¡Qué gane el mejor!
¡Qué gane el mejor!
Por: Joana Guzman
Prólogo

Loredana se despertó desorientada y tardó algunos segundos en recordar donde estaba. Tragó saliva y sus músculos se tensaron en cuanto las imágenes de la noche anterior llegaron a su mente.

Abrió los ojos y miró a su costado esperando que todo se tratara de un sueño. No era así. El hombre con el que había pasado la noche, seguía a su lado.

Con cuidado, se deslizó fuera de la cama. No necesitaba despertarlo. Seguro sería incómodo para ambos.

Dejó de respirar y se quedó inmóvil cuando el hombre se movió. Era extraño no tener un nombre para él, pero ninguno de los dos se había presentado. Recuperó la calma en cuanto se dio cuenta que él seguía dormido.  

De pie, a un lado de la cama, se quedó observándolo. Aún dormido se podía ver la dureza en sus rasgos. Después de la corta interacción que habían tenido, podía aseverar que era uno de esos hombres que creían que el resto debía inclinarse ante ellos… Para nada el tipo de hombre con el que se relacionaría y, sin embargo, allí estaba.

Su mirada recorrió la parte de su cuerpo que estaba al descubierto y más imágenes de la noche anterior invadieron su mente.

Alejó esos pensamientos, no era momento para detenerse a fantasear.  

Recogió su bolso y su ropa que yacía esparcida en el suelo —evitó pensar en cómo habían llegado hasta allí— y se metió al baño. En tiempo record, se vistió y arregló lo mejor que pudo su cabello.

Al salir de la habitación dio un último vistazo al hombre sobre la cama y luego se marchó. Esperaba no volverlo a ver.

Tan pronto llegó a su casa, ubicada en los límites de la ciudad, se dirigió directo a su habitación. Después de elegir su atuendo para el día, se metió a la ducha. Nada mejor para despejar su mente. Aunque le habría gustado permanecer en el agua por siempre, no tenía tiempo que perder. A las nueve de la mañana tenía programada una reunión importante y odiaba llegar tarde.

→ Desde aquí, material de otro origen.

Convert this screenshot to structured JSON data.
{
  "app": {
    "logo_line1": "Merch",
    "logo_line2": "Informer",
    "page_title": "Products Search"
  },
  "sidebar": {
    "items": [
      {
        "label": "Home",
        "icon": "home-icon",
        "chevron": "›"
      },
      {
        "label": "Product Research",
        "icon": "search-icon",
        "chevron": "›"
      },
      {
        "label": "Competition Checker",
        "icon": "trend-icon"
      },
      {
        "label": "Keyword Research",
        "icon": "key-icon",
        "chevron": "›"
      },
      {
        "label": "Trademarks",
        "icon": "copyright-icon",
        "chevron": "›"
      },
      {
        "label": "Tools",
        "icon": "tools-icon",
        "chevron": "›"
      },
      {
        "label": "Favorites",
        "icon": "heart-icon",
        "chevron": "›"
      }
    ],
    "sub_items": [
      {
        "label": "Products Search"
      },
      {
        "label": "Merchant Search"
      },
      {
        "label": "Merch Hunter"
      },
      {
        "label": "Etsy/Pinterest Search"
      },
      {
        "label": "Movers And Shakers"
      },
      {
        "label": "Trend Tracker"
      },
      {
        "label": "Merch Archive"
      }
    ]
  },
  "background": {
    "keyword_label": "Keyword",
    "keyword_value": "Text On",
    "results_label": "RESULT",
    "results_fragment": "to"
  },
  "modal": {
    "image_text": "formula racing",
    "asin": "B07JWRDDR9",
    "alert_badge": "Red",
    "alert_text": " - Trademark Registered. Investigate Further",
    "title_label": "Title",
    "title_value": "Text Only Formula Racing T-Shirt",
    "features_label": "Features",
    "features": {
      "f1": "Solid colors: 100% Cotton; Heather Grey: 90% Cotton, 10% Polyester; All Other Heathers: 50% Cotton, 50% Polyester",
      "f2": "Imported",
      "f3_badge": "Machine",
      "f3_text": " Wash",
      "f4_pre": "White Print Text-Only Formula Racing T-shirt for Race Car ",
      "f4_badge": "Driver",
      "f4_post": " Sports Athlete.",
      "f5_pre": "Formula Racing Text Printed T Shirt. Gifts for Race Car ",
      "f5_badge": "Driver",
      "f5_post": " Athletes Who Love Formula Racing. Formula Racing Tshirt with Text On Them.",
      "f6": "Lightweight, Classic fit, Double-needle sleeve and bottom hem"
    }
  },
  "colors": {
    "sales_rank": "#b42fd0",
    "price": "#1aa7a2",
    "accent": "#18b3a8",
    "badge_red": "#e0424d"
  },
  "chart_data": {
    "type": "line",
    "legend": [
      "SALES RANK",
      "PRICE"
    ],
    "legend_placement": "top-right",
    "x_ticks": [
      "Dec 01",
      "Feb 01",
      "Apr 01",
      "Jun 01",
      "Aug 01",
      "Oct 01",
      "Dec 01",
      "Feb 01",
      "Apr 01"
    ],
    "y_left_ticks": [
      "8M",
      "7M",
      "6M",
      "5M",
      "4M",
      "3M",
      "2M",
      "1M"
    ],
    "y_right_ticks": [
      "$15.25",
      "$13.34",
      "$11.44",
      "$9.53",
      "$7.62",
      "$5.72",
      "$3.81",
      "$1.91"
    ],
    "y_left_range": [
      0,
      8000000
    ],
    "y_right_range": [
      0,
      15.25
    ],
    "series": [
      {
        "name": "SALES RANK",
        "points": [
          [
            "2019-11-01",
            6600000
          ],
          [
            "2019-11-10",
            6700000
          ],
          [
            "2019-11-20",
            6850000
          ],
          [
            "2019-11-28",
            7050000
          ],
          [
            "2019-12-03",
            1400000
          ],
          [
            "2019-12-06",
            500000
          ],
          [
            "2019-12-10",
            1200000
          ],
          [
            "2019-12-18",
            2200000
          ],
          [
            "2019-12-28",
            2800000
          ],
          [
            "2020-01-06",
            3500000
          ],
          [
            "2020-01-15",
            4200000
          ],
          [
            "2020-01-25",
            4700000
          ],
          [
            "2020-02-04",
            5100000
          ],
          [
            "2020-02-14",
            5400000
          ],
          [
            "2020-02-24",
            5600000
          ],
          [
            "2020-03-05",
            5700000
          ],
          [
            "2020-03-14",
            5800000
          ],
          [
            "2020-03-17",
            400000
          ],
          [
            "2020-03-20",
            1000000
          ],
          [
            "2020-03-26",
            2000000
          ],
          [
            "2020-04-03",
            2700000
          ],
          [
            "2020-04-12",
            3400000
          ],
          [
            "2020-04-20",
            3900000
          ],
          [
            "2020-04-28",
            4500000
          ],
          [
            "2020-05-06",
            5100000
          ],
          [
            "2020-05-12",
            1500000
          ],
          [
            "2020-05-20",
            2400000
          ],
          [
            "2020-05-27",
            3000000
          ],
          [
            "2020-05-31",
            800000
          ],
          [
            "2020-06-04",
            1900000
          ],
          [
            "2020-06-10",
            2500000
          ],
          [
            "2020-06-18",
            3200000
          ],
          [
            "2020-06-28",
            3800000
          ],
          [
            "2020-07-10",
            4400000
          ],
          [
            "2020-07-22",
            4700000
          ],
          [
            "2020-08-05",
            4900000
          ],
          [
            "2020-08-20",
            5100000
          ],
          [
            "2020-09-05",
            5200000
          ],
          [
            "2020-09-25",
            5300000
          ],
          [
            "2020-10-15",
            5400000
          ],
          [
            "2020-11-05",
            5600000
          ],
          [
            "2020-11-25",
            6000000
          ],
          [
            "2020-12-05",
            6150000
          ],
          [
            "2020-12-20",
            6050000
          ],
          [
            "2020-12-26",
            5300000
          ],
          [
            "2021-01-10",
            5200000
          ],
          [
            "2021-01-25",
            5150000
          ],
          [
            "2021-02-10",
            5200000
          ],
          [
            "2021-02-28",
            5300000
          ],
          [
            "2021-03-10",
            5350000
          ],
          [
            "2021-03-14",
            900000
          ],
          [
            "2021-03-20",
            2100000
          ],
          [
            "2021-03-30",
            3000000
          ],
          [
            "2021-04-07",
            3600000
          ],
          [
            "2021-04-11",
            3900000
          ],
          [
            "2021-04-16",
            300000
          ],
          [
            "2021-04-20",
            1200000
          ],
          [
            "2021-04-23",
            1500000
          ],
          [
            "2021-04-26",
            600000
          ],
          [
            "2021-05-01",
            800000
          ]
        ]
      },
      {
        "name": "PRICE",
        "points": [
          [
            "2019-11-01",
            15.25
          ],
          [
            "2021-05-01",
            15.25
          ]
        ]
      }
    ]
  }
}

Apenas estuvo lista y con varios gramos de cafeína en las venas, volvió a abandonar su casa. Sonrió al mirar la hora. Estaba a tiempo, es más, con suerte iba a llegar unos minutos antes de la hora acordada.

—Señorita Romano —la saludó Renardo, el director general y accionista mayoritario de D’agostino y asociados, mientras se ponía de pie para recibirla.

—Muchas gracias —le dijo a la secretaria antes de acercarse a Renardo con la mano extendida—. Señor D’agostino, es un gusto verlo otra vez.

—Lo mismo digo. —Él tomó su mano y le dio un apretón—. Tome asiento, por favor.

—Muchas gracias. —Se sentó y esperó que el hombre lo hiciera antes de comenzar a hablar de negocios—. Aquí tengo la propuesta de la que le hablé. —Extendió el folder con los documentos.

—Espero no le moleste que esperemos algunos minutos más. —Reonardo tomó el archivo y le dio una sonrisa—. Alguien se unirá a nosotros.

Apenas el hombre había terminado de hablar cuando se escuchó un par de golpes en la puerta.

—Señor D’agostino, su otra cita está aquí —anunció la secretaria de Reonardo y se hizo a un lado para dejar pasar al hombre parado detrás de ella.

—Señorita Romano, le presentó al señor Giordano.

Loredana fue apenas consciente de las palabras de Reonardo. Toda su atención estaba en el hombre que caminaba imponente hacia ellos.

«¡Maldición! —pensó— ¿Qué está haciendo él aquí?».